Zoho CEO Sridhar Vembu
Zoho CEO Sridhar Vembu. Image Credits: Zoho

The latter is a program that has been running for 17 years. It’s designed to give students the knowledge to work at a company like Zoho, which recruited 250 students last year. Zoho pays them a stipend and teaches them about various aspects of technology like programming and design. If students make it through the program — and Vembu said most do — they get a job offer from Zoho.

The company also puts its employees front and center as part of this overall philosophy. As an example, Vembu said that when the pandemic hit in 2020, he vowed to avoid layoffs no matter how it played out. He acknowledged that if the economic impact dragged out, Zoho might eventually need to cut salaries, but it never came to that.
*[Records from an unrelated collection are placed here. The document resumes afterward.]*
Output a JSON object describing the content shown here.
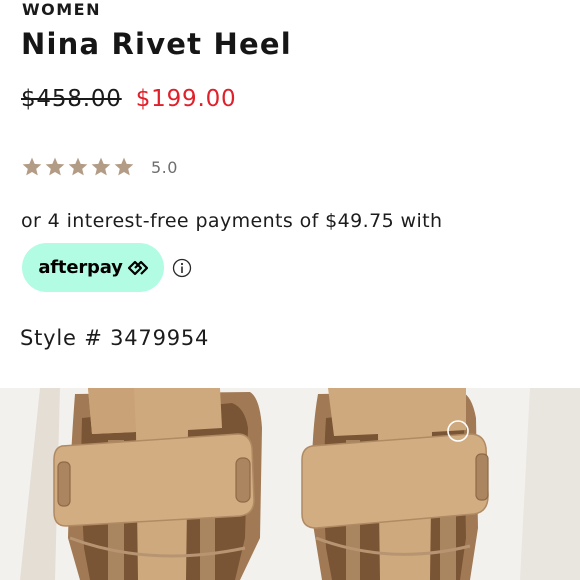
{
  "product": {
    "category": "WOMEN",
    "name": "Nina Rivet Heel",
    "original_price": "$458.00",
    "sale_price": "$199.00",
    "rating": {
      "value": 5.0,
      "display": "5.0",
      "max": 5
    },
    "installment_text": "or 4 interest-free payments of $49.75 with",
    "style_number": "Style # 3479954"
  },
  "afterpay": {
    "label": "afterpay",
    "logo_icon": "afterpay-arrows-icon"
  },
  "icons": {
    "star": "star-icon",
    "info": "info-icon"
  },
  "colors": {
    "sale_price": "#e0202a",
    "star": "#b39c86",
    "afterpay_badge": "#b2fce4",
    "rating_text": "#6e6e6e",
    "suede": "#cfa97e"
  }
}
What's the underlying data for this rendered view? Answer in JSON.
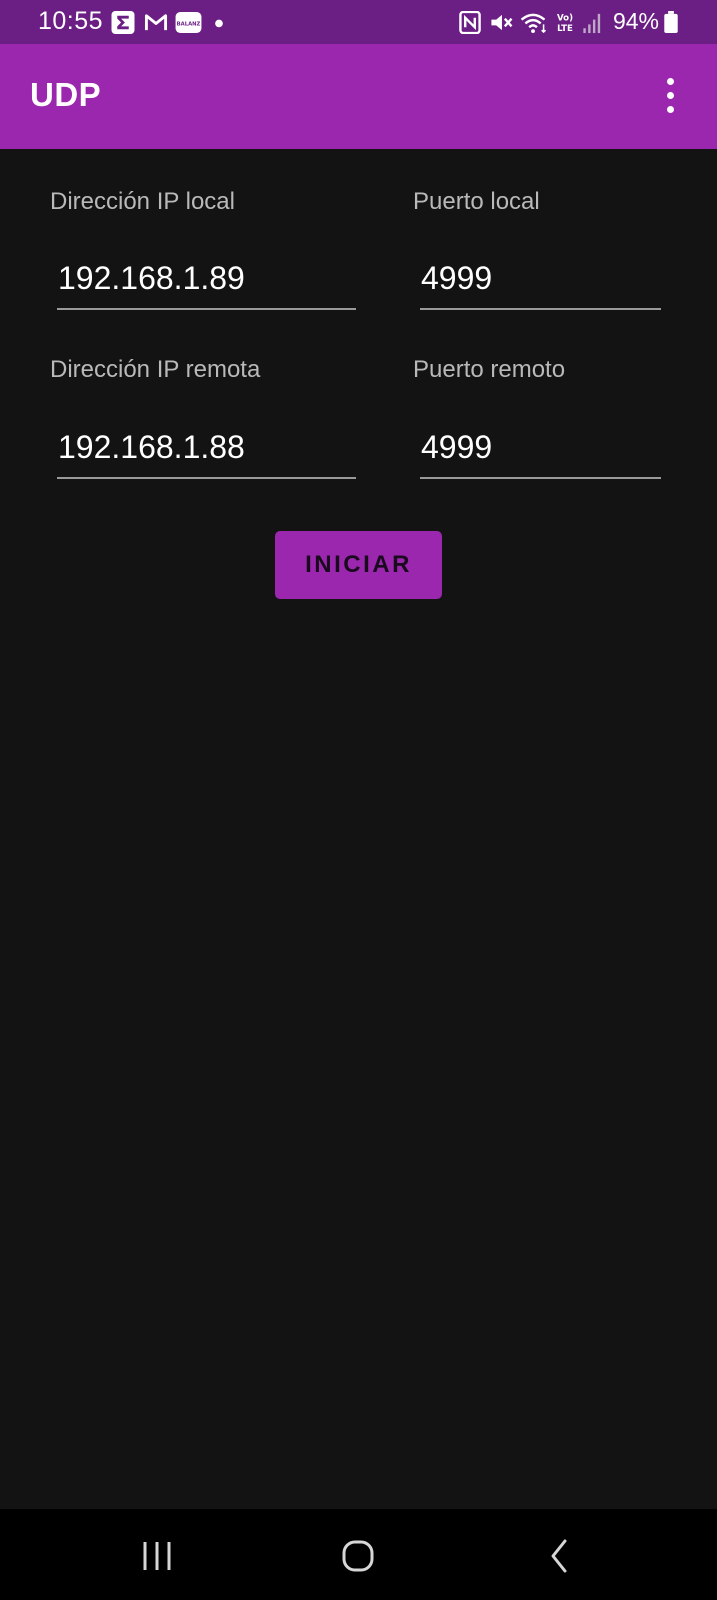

And he said his attrition rate stayed low during the “Great Resignation,” something he attributed to the way his company operates.

Leary agreed that Zoho’s employee-focused policies could lead to a more loyal workforce overall. “Zoho takes a long-view approach and lets its employees develop in a way that not only allows them to grow professionally but also as a close-knit team that seeks to impact their community in a variety of meaningful ways.”

Vembu said this is all consistent with his overall beliefs about running a company — pouring money into developing products while taking some of the profits and giving back — and he sees that as being directly related to staying independent.

“It’s also coming from us staying private because a lot of our profit we earned from business is going into this. It’s going into R&D. It’s going into more figuring out complicated technology. And it is going into all these charitable activities. One thing it is not going into is buying a private jet for myself. That’s right; it’s not going into that because I’m not interested in it,” he said, chuckling.

No company is perfect, but Zoho has managed to grow over the last 17 years without having to answer to outside investors while trying to stay true to its internal core philosophy. And that’s a pretty unusual path for tech companies to take.